EXCHANGE: Bats gain admittance to Ball State University

Posted October 16

— A bat began flying around a classroom full of Ball State University students at the Virginia B. Ball Center for Creative Inquiry on a Thursday afternoon this past month.

"It was flying quickly, darting to and fro, and began making circles around the center of the room, not up high by the ceiling, but at about head level, no doubt in attempts to figure out its surroundings," Laura Huffman, the center's media director, told The Star Press. "Figuring this, I advised that it would be best to stay seated, not move."

That a bat would enter the center comes as no surprise. The center is housed in an off-campus mansion built in 1927.

But what might amaze you is the frequency of bats found on campus.

The Daily News student newspaper reported recently that a bat was found on the third floor of Park Hall, a coed residence hall that opened in 2007. A custodian trapped the bat against a wall with a broom, bagged it in a garbage bag and released it outside.

Timothy Carter, an associate professor of biology whose research interests include endangered or threatened bat species, said bats get into Bracken Library on a regular basis.

"I come and rescue them and release them outside," he said. "They're mostly on the upper floors, the third and fourth floors, flying around the stacks."

Carter waits for them to land, then nets them and releases the mammals outdoors.

"Big buildings have big cracks and big crevices," Carter said. "People think they are airtight. They're certainly not."

Air exchange systems that remove stale air from buildings and replaces it with fresh air "sometimes suck other things in," he said. "There are screens and grates to prevent it but they're never foolproof. Half of them are a joke."

Bats also have been seen in the administration building. Sometimes Carter is summoned to remove bats roosting at entrances to buildings.

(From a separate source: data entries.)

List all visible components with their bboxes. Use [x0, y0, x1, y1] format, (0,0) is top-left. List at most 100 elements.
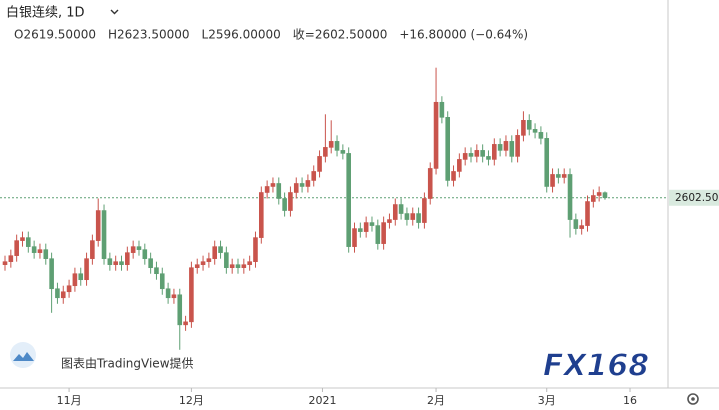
- candle-body: [410, 213, 416, 220]
- candle-body: [462, 153, 468, 160]
- candle-body: [509, 141, 515, 157]
- x-tick-label: 11月: [57, 394, 82, 407]
- legend-item: H2623.50000: [108, 28, 190, 42]
- legend-item: L2596.00000: [202, 28, 281, 42]
- candle-body: [433, 101, 439, 169]
- candle-body: [532, 129, 538, 133]
- candle-body: [2, 261, 8, 265]
- candle-body: [352, 228, 357, 247]
- last-price-box: [669, 189, 719, 206]
- candle-body: [567, 174, 573, 220]
- candle-body: [561, 174, 567, 178]
- candle-body: [445, 117, 451, 181]
- candle-body: [206, 258, 212, 262]
- candle-body: [229, 264, 235, 268]
- candle-body: [259, 192, 264, 238]
- candle-body: [602, 192, 608, 199]
- watermark: 图表由TradingView提供: [61, 356, 194, 371]
- candle-body: [451, 171, 456, 181]
- candle-body: [404, 213, 410, 220]
- candle-body: [107, 258, 113, 265]
- title-chevron[interactable]: [110, 9, 119, 15]
- candle-body: [253, 237, 258, 262]
- candle-body: [538, 132, 544, 139]
- candle-body: [200, 261, 206, 265]
- logo: FX168: [543, 349, 649, 384]
- badge-icon-bg: [10, 342, 36, 368]
- candle-body: [55, 288, 60, 299]
- candle-body: [544, 138, 550, 187]
- candle-body: [503, 141, 509, 151]
- chart-title: 白银连续, 1D: [6, 5, 85, 21]
- candle-body: [340, 150, 346, 154]
- plot-area: [0, 67, 668, 350]
- candle-body: [526, 120, 532, 130]
- candle-body: [550, 174, 555, 187]
- legend-item: O2619.50000: [14, 28, 96, 42]
- candle-body: [422, 198, 427, 223]
- candle-body: [49, 258, 54, 290]
- candle-body: [311, 171, 317, 181]
- candle-body: [416, 213, 421, 223]
- candle-body: [177, 294, 183, 326]
- candle-body: [497, 144, 503, 151]
- candle-body: [387, 219, 392, 223]
- candle-body: [427, 168, 433, 199]
- candle-body: [270, 183, 276, 187]
- candle-body: [142, 249, 148, 259]
- candle-body: [72, 273, 78, 287]
- last-price-label: 2602.50: [675, 192, 718, 204]
- candle-body: [159, 273, 165, 290]
- candle-body: [363, 222, 369, 232]
- candle-body: [375, 225, 381, 244]
- candle-body: [585, 201, 590, 226]
- candle-body: [521, 120, 526, 136]
- legend-item: 收=2602.50000: [293, 28, 388, 42]
- candle-body: [328, 141, 334, 148]
- candle-body: [60, 291, 66, 299]
- candle-body: [148, 258, 153, 268]
- x-tick-label: 3月: [538, 394, 556, 407]
- ohlc-legend: O2619.50000 H2623.50000 L2596.00000 收=2602.…: [14, 28, 528, 42]
- candle-body: [468, 153, 474, 157]
- x-tick-label: 12月: [179, 394, 204, 407]
- candle-body: [492, 144, 497, 160]
- candle-body: [37, 249, 43, 253]
- candle-body: [95, 210, 101, 241]
- gear-hub[interactable]: [691, 397, 695, 401]
- candle-body: [276, 183, 282, 199]
- candle-body: [194, 264, 200, 268]
- candle-body: [596, 192, 602, 196]
- legend-item: +16.80000 (−0.64%): [399, 28, 528, 42]
- candle-body: [474, 150, 480, 157]
- candle-body: [119, 261, 124, 265]
- settings-gear[interactable]: [687, 393, 699, 405]
- candle-body: [305, 180, 311, 187]
- candle-body: [31, 246, 37, 253]
- candle-body: [8, 255, 14, 262]
- candle-body: [381, 222, 386, 244]
- candle-body: [573, 219, 579, 229]
- candle-body: [78, 273, 84, 281]
- candle-body: [334, 141, 340, 151]
- candle-body: [282, 198, 287, 211]
- candle-body: [235, 264, 241, 268]
- candle-body: [20, 237, 25, 241]
- candle-body: [43, 249, 49, 259]
- candle-body: [480, 150, 485, 157]
- candle-body: [457, 159, 462, 172]
- x-tick-label: 2月: [427, 394, 445, 407]
- candle-body: [125, 252, 130, 265]
- candle-body: [26, 237, 31, 247]
- candle-body: [299, 183, 305, 187]
- candle-body: [293, 183, 299, 193]
- candle-body: [398, 204, 404, 214]
- candle-body: [369, 222, 375, 226]
- candle-body: [224, 252, 229, 268]
- candle-body: [486, 156, 491, 160]
- candle-body: [84, 258, 89, 281]
- gear-ring[interactable]: [687, 393, 699, 405]
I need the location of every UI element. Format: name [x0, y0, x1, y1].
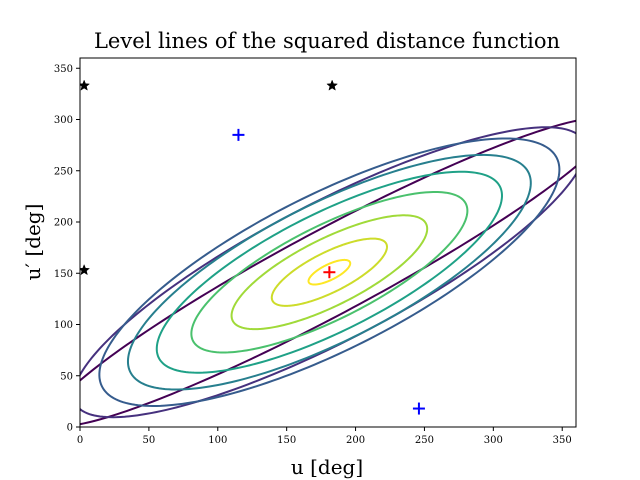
contour-level-6: [190, 190, 469, 354]
x-tick-label: 200: [346, 435, 365, 446]
x-tick-label: 0: [77, 435, 83, 446]
plot-frame: [79, 57, 577, 428]
y-tick-label: 150: [54, 269, 73, 280]
x-tick-label: 250: [415, 435, 434, 446]
x-axis-label: u [deg]: [291, 455, 363, 479]
blue-plus-2-marker: [412, 402, 425, 415]
contour-lines: [80, 119, 576, 426]
y-tick-label: 100: [54, 320, 73, 331]
blue-plus-1-marker: [232, 128, 245, 141]
contour-level-4: [126, 153, 532, 391]
x-tick-label: 150: [277, 435, 296, 446]
red-plus-marker: [323, 266, 336, 279]
y-ticks: 0 50 100 150 200 250 300 350: [54, 64, 80, 434]
y-axis-label: u′ [deg]: [21, 204, 45, 281]
contour-level-9: [307, 258, 352, 286]
y-tick-label: 350: [54, 64, 73, 75]
x-tick-label: 100: [208, 435, 227, 446]
y-tick-label: 250: [54, 166, 73, 177]
chart-title: Level lines of the squared distance func…: [94, 29, 560, 53]
y-tick-label: 200: [54, 218, 73, 229]
contour-level-3: [98, 137, 561, 407]
y-tick-label: 50: [60, 371, 73, 382]
x-tick-label: 350: [553, 435, 572, 446]
contour-level-5: [155, 170, 503, 374]
y-tick-label: 0: [67, 423, 73, 434]
x-ticks: 0 50 100 150 200 250 300 350: [77, 427, 572, 446]
x-tick-label: 300: [484, 435, 503, 446]
contour-level-7: [230, 214, 429, 331]
contour-level-2: [80, 126, 576, 419]
star-3-marker: [326, 79, 339, 91]
x-tick-label: 50: [143, 435, 156, 446]
y-tick-label: 300: [54, 115, 73, 126]
contour-level-1: [80, 119, 576, 426]
contour-level-8: [270, 237, 388, 307]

The bats at Ball State are not endangered or threatened. They're big brown bats, one of the most common species of North America.

That doesn't mean you should kill one if you find it indoors. "That would be akin to killing a spider," Carter said. "Everybody does it, but is he going to kill you? No. Removing a bat is as good as anything. The last time a two-ounce bat killed a 200-pound human is probably never."

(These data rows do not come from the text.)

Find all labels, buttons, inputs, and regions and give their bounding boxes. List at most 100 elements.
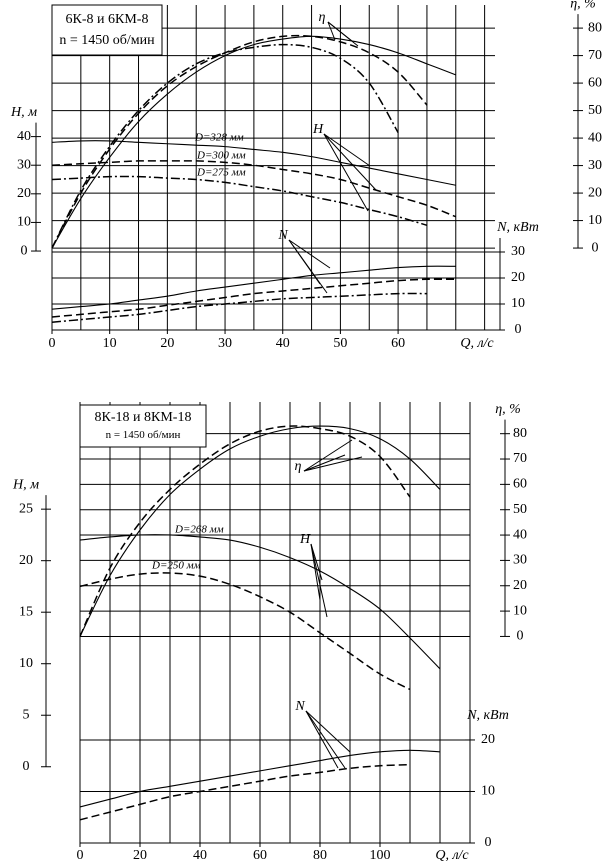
leader-line xyxy=(327,21,336,41)
y2-tick-label: 50 xyxy=(513,502,527,517)
chart-title: 6К-8 и 6КМ-8 xyxy=(66,12,149,27)
curve xyxy=(51,140,456,186)
y2-tick-label: 30 xyxy=(513,553,527,568)
x-tick-label: 60 xyxy=(391,336,405,351)
leader-line xyxy=(323,133,371,167)
y3-axis-label: N, кВт xyxy=(496,220,539,235)
x-tick-label: 10 xyxy=(103,336,117,351)
y2-tick-label: 60 xyxy=(513,477,527,492)
curve xyxy=(79,425,411,637)
y2-axis-label: η, % xyxy=(495,402,521,417)
curve xyxy=(79,572,411,691)
x-tick-label: 100 xyxy=(370,848,391,863)
curve xyxy=(51,160,457,218)
annotation: N xyxy=(294,699,305,714)
y-tick-label: 5 xyxy=(23,707,30,722)
leader-line xyxy=(305,710,339,769)
x-tick-label: 0 xyxy=(77,848,84,863)
y-tick-label: 0 xyxy=(23,759,30,774)
curve xyxy=(79,763,411,821)
y-tick-label: 15 xyxy=(19,604,33,619)
annotation: η xyxy=(319,10,326,25)
y2-tick-label: 40 xyxy=(513,527,527,542)
curve xyxy=(51,43,399,249)
y2-tick-label: 60 xyxy=(588,75,602,90)
chart-title: 8К-18 и 8КМ-18 xyxy=(95,410,192,425)
y3-tick-label: 10 xyxy=(511,296,525,311)
curve-label: D=328 мм xyxy=(194,132,244,144)
leader-line xyxy=(303,439,353,472)
y-tick-label: 0 xyxy=(21,243,28,258)
title-box xyxy=(51,4,163,56)
y2-tick-label: 80 xyxy=(588,20,602,35)
y-tick-label: 20 xyxy=(19,553,33,568)
y3-tick-label: 20 xyxy=(511,270,525,285)
leader-line xyxy=(303,454,346,472)
y-tick-label: 10 xyxy=(17,215,31,230)
y3-tick-label: 0 xyxy=(485,835,492,850)
y2-tick-label: 0 xyxy=(592,240,599,255)
y2-tick-label: 80 xyxy=(513,426,527,441)
leader-line xyxy=(310,543,323,581)
curve-label: D=268 мм xyxy=(174,524,224,536)
leader-line xyxy=(327,21,353,42)
x-axis-label: Q, л/с xyxy=(435,848,469,863)
curve xyxy=(51,278,456,318)
curve xyxy=(51,35,456,249)
y3-tick-label: 0 xyxy=(515,322,522,337)
curve xyxy=(51,34,428,249)
x-tick-label: 0 xyxy=(49,336,56,351)
y2-tick-label: 10 xyxy=(588,213,602,228)
annotation: H xyxy=(299,532,311,547)
leader-line xyxy=(303,456,363,472)
chart-subtitle: n = 1450 об/мин xyxy=(106,429,181,441)
y2-tick-label: 50 xyxy=(588,103,602,118)
y-tick-label: 30 xyxy=(17,157,31,172)
x-axis-label: Q, л/с xyxy=(460,336,494,351)
x-tick-label: 40 xyxy=(193,848,207,863)
x-tick-label: 60 xyxy=(253,848,267,863)
y2-tick-label: 0 xyxy=(517,629,524,644)
leader-line xyxy=(323,133,369,212)
y-tick-label: 10 xyxy=(19,656,33,671)
leader-line xyxy=(310,543,328,618)
y2-tick-label: 70 xyxy=(513,451,527,466)
leader-line xyxy=(288,239,328,294)
curve-label: D=300 мм xyxy=(196,150,246,162)
curve xyxy=(51,175,428,227)
y-axis-label: H, м xyxy=(12,477,39,492)
y3-tick-label: 10 xyxy=(481,784,495,799)
annotation: η xyxy=(295,459,302,474)
y2-tick-label: 30 xyxy=(588,158,602,173)
y3-tick-label: 30 xyxy=(511,244,525,259)
x-tick-label: 20 xyxy=(160,336,174,351)
leader-line xyxy=(305,710,351,753)
y2-tick-label: 40 xyxy=(588,130,602,145)
y-tick-label: 25 xyxy=(19,501,33,516)
x-tick-label: 20 xyxy=(133,848,147,863)
curve xyxy=(79,425,441,637)
x-tick-label: 80 xyxy=(313,848,327,863)
y-tick-label: 20 xyxy=(17,186,31,201)
y2-axis-label: η, % xyxy=(570,0,596,11)
curve xyxy=(79,749,441,808)
y-tick-label: 40 xyxy=(17,129,31,144)
curve-label: D=250 мм xyxy=(151,560,201,572)
x-tick-label: 50 xyxy=(333,336,347,351)
y2-tick-label: 10 xyxy=(513,603,527,618)
chart-subtitle: n = 1450 об/мин xyxy=(59,33,155,48)
annotation: N xyxy=(277,228,288,243)
y2-tick-label: 70 xyxy=(588,48,602,63)
x-tick-label: 40 xyxy=(276,336,290,351)
x-tick-label: 30 xyxy=(218,336,232,351)
curve xyxy=(51,292,427,323)
y2-tick-label: 20 xyxy=(513,578,527,593)
leader-line xyxy=(310,543,321,601)
chart: 0 10 20 30 40 50 60 Q, л/с 0 10 20 30 40 H, м 0 10 20 30 N… xyxy=(10,0,602,351)
y-axis-label: H, м xyxy=(10,105,37,120)
y3-tick-label: 20 xyxy=(481,732,495,747)
leader-line xyxy=(305,710,346,769)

Bats don't swoop out of the air to attack humans, but if you handle one with your bare hands they might bite in self defense, and several highly fatal diseases have been linked to bats. "The primary one we worry about is rabies," Carter said. "They are a vector for that disease, but less than one-half of 1 percent of bats actually contract the disease. That's one out of every 200 is the estimate."

Bats in buildings are common in the fall. "Making wrong turns is more common in the fall when they are crawling around nooks and crannies transitioning from summer habitat to winter habitat," Carter said.

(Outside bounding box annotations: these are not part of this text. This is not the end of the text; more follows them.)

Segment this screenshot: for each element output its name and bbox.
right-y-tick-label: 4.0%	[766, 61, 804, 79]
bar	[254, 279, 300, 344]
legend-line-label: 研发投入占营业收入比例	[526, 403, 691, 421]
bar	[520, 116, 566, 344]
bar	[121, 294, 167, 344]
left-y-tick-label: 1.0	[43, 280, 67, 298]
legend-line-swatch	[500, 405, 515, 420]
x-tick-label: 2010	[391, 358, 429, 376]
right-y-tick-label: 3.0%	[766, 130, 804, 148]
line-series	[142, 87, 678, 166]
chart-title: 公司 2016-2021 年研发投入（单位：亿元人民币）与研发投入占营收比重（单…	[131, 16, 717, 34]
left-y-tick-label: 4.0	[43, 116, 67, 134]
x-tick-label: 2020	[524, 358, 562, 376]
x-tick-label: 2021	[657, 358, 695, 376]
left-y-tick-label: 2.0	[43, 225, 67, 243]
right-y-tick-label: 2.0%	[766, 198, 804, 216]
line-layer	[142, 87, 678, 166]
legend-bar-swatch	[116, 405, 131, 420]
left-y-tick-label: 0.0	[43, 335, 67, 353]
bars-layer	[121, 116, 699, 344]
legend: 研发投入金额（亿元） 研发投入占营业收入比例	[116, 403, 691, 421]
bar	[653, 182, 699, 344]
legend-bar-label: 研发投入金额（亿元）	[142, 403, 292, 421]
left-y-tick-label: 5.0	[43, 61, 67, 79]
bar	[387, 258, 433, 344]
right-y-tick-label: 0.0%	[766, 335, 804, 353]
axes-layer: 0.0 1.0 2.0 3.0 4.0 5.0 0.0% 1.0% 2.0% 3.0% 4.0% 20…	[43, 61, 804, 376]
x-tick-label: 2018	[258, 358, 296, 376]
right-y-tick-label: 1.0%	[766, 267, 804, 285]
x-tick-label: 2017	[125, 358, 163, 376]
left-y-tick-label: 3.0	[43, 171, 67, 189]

When a bat started flying around the Virginia Ball Center, Huffman opened the doors to the solarium to give it an escape route to the outside patio. By the time she did that, the bat had disappeared. Students told Huffman it had flown to the top of a bookshelf. After the students left, Huffman opened two windows, hoping outdoor sounds including crickets would lure it out. Animal control came out the next morning with a net, but after searching the whole house it was believed the bat had escaped.

If a bat gets in your home and professional help is not available, approach it slowly after it lands. Wear leather work gloves and place a small box or coffee can over it. Slide a piece of cardboard under the container to trap the bat, tape the cardboard to the container, punch small holes in the cardboard so the bat can breathe, then release it outdoors, according to the Centers for Disease Control and Prevention.

Bat Conservation International and other wildlife defenders say bats are not blind; they also can locate objects by reflected sound; they're too smart and agile to get tangled in your hair; they're not flying rodents and are more closely related to humans than to rats and mice; most have cute faces; they're shy, gentle and intelligent; they consume vast amounts of insects, including some of the most damaging agricultural pests; and they pollinate valuable plants including wild bananas and Mexican agave plants, a source of tequila.